RMR = 600 + 1000 – 150 – 161 = 1289 kcal / Tag.

Optional Schritt 1.1: Einbeziehung des Broca-Index bei einem BMI (Body Mass Index) über 30 kg/m²

Da mit steigendem Körperfettanteil der Grundumsatz pro Kilogramm Körpergewicht abnimmt, sollte ab einem BMI von 30 kg/m² eine Anpassung des Energiebedarfs vorgenommen werden. Dazu nutzt man den sogenannten Broca-Index.

Der neue Grundumsatz wird wie folgt berechnet:

GU Frauen= [2,4 x Gewicht (KG) + 9 x Größe (cm) – 4,7 x Alter – 65]

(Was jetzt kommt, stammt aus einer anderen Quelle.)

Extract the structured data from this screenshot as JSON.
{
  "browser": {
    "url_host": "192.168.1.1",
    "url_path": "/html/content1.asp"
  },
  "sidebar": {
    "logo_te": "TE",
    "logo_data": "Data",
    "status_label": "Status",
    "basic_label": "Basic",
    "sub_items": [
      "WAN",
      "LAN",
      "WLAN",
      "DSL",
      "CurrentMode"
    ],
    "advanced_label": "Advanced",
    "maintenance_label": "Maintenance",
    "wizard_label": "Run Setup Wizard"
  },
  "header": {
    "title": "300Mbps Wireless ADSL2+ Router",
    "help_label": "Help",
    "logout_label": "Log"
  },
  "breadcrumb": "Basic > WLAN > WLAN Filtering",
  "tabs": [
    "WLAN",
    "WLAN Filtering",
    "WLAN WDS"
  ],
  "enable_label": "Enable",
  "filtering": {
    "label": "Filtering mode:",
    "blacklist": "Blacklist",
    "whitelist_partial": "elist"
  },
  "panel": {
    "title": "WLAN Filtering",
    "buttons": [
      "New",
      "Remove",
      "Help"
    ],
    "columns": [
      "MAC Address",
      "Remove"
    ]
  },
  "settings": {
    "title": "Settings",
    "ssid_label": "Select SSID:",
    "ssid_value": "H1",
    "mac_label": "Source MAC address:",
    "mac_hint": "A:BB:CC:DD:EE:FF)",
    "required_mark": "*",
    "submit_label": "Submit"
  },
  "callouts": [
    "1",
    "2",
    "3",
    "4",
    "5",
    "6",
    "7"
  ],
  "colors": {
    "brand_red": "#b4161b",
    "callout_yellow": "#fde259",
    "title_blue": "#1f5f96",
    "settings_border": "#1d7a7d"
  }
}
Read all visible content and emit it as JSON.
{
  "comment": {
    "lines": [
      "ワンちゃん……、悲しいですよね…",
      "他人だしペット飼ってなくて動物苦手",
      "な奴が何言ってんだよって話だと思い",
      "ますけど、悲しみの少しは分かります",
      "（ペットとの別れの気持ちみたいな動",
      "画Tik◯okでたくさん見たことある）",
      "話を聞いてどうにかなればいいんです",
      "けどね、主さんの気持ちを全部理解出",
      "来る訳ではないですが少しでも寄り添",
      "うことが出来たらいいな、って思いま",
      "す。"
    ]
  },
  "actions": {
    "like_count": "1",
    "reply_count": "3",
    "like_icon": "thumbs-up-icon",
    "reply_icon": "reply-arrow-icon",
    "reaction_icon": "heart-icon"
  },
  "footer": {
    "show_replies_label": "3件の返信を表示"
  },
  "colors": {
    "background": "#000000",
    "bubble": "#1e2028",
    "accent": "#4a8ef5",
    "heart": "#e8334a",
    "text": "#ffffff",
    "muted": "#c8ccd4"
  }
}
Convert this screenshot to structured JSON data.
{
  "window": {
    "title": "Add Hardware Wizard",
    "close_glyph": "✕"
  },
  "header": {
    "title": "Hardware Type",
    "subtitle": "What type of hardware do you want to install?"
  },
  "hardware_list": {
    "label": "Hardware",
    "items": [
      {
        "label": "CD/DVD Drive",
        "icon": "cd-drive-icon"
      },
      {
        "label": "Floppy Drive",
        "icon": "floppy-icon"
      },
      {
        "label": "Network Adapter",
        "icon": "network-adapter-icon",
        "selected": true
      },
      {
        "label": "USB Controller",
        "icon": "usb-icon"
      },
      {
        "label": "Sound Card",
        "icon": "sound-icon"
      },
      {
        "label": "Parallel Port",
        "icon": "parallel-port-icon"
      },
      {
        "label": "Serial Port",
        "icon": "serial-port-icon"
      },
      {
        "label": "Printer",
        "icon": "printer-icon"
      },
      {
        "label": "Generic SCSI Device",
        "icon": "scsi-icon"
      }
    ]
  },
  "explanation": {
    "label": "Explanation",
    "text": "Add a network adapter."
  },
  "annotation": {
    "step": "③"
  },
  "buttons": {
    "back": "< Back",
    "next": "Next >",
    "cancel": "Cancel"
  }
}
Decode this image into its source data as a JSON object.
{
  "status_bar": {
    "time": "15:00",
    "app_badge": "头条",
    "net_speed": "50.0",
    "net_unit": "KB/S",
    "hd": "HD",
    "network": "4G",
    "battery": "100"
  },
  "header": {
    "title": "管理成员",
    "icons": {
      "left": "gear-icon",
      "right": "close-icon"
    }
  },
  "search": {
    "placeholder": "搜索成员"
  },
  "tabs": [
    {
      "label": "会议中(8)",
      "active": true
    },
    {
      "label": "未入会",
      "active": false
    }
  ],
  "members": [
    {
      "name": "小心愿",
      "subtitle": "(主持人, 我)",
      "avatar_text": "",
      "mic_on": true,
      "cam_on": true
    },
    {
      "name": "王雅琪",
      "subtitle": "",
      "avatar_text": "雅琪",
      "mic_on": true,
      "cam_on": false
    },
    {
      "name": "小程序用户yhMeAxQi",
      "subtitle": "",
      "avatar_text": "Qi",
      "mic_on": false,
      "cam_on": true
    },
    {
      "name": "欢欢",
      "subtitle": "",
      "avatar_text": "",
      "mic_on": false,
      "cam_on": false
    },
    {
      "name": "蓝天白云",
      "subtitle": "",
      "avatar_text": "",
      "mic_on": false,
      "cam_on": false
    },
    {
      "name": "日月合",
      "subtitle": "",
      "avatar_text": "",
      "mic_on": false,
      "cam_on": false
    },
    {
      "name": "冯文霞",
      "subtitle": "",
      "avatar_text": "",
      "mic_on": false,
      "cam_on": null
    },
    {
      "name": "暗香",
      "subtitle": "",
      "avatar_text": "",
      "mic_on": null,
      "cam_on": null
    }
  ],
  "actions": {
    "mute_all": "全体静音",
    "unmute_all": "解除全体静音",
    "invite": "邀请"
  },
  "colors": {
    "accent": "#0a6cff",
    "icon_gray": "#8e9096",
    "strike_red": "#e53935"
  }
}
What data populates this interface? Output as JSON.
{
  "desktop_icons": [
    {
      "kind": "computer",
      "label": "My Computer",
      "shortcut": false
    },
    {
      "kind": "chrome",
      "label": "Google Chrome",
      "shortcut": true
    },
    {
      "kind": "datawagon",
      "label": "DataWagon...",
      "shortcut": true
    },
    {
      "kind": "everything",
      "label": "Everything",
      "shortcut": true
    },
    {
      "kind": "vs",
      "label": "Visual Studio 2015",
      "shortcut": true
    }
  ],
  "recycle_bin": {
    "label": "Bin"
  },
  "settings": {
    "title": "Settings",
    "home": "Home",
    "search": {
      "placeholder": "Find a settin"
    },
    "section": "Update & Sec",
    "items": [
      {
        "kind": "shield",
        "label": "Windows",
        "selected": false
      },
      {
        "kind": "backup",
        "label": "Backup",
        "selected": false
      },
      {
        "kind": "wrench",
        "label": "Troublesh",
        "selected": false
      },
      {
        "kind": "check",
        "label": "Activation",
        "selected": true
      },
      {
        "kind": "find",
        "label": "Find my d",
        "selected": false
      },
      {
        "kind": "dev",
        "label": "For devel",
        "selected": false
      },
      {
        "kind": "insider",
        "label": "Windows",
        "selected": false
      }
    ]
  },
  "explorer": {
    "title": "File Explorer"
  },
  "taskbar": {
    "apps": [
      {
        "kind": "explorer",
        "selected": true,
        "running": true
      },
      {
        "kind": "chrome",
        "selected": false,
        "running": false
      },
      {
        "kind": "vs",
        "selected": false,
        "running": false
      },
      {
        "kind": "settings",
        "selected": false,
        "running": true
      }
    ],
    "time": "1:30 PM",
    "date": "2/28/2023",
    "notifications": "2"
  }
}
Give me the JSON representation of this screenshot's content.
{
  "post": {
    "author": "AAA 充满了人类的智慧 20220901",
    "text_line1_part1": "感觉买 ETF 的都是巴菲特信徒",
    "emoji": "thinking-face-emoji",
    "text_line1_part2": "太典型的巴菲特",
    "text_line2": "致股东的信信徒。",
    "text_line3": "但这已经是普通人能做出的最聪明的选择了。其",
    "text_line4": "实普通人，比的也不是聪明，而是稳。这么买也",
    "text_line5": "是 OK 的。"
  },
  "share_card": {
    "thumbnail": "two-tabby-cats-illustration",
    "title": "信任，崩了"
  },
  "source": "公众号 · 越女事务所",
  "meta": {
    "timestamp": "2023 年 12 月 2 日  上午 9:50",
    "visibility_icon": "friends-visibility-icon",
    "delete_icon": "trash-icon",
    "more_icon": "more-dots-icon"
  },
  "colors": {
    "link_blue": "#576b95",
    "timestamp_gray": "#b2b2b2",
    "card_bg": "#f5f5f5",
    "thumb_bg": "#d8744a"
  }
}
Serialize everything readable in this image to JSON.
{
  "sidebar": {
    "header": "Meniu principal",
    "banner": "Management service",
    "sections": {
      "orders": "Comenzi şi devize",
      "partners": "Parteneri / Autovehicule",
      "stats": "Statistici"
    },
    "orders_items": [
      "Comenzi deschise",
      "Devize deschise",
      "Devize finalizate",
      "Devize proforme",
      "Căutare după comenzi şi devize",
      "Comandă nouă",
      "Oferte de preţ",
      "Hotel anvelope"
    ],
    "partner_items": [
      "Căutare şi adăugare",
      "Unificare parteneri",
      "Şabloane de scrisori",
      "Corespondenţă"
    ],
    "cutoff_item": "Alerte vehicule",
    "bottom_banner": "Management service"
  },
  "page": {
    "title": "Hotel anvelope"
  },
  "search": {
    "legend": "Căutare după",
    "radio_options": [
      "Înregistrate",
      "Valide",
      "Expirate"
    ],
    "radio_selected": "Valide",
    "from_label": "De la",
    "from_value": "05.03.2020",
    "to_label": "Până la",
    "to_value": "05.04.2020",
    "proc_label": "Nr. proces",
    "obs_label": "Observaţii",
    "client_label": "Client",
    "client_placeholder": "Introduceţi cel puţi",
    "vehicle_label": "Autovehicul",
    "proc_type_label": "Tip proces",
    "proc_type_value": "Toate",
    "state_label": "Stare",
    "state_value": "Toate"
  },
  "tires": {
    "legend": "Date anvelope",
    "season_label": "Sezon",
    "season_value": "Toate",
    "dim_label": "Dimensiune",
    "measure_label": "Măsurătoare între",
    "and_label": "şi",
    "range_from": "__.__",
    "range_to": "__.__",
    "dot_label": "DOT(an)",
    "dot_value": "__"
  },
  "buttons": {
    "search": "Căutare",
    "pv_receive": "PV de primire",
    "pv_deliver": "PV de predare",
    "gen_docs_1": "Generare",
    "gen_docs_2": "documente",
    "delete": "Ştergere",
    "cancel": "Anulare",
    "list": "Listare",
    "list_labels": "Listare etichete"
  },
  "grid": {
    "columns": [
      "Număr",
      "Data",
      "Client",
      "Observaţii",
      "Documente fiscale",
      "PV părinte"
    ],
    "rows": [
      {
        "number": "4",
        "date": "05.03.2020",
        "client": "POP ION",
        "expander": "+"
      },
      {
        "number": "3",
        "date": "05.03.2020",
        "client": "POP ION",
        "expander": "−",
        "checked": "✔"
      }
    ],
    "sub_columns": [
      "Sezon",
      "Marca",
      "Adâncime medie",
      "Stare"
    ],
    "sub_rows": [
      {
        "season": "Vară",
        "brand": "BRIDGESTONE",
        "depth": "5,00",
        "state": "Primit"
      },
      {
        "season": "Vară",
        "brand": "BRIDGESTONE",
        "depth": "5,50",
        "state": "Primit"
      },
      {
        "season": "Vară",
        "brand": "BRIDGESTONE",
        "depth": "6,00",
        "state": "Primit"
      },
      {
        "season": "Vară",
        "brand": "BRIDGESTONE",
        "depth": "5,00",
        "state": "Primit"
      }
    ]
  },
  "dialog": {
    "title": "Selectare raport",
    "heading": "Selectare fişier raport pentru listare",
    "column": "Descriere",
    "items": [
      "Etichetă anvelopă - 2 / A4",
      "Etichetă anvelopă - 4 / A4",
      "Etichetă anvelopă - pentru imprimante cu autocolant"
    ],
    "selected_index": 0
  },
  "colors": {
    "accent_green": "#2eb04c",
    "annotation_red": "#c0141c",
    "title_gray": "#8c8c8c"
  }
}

GU Männer = [3,4 x Gewicht (KG) + 15,3 x Größe (cm) – 6,8 x Alter – 961]

Beispiel 2:
Ein Mann, der 40 Jahre alt und 170 cm groß ist und 100 kg wiegt, hat folgenden Grundumsatz:
GU = 340 + 2601 – 272 -961 = 1708 kcal / Tag

Schritt 2: Aktivitätsfaktor festlegen und Leistungsumsatz berechnen

Wähle den Aktivitätsfaktor aus der folgenden Tabelle aus, der am besten auf dich zutrifft:

Ausschließlich sitzende bzw. liegende Tätigkeit / Lebensweise, z.B. alte, gebrechliche Menschen 1,2
Fast ausschließlich sitzende Tätigkeit mit wenig oder keiner körperlichen Aktivität in der Freizeit, z.B. Büroarbeit 1,3 bis 1,5
Überwiegend sitzende Tätigkeit mit zeitweilig gehender oder stehender Tätigkeit, z.B. Schüler / Studenten, Fließbandarbeiter, Laboranten, Kraftfahrer 1,6 bis 1,7
Überwiegend gehende oder stehende Tätigkeit, z.B. Verkäufer, Kellner, Handwerker, Mechaniker, Hausfrauen 1,8 bis 1,9
Menschen mit körperlich anstrengenden Tätigkeiten, z.B. Landwirte, Leistungssportler 2,0 bis 2,4

Für den Leistungsumsatz gilt:
Leistungsumsatz = Grundumsatz x (Aktivitätsfaktor – 1)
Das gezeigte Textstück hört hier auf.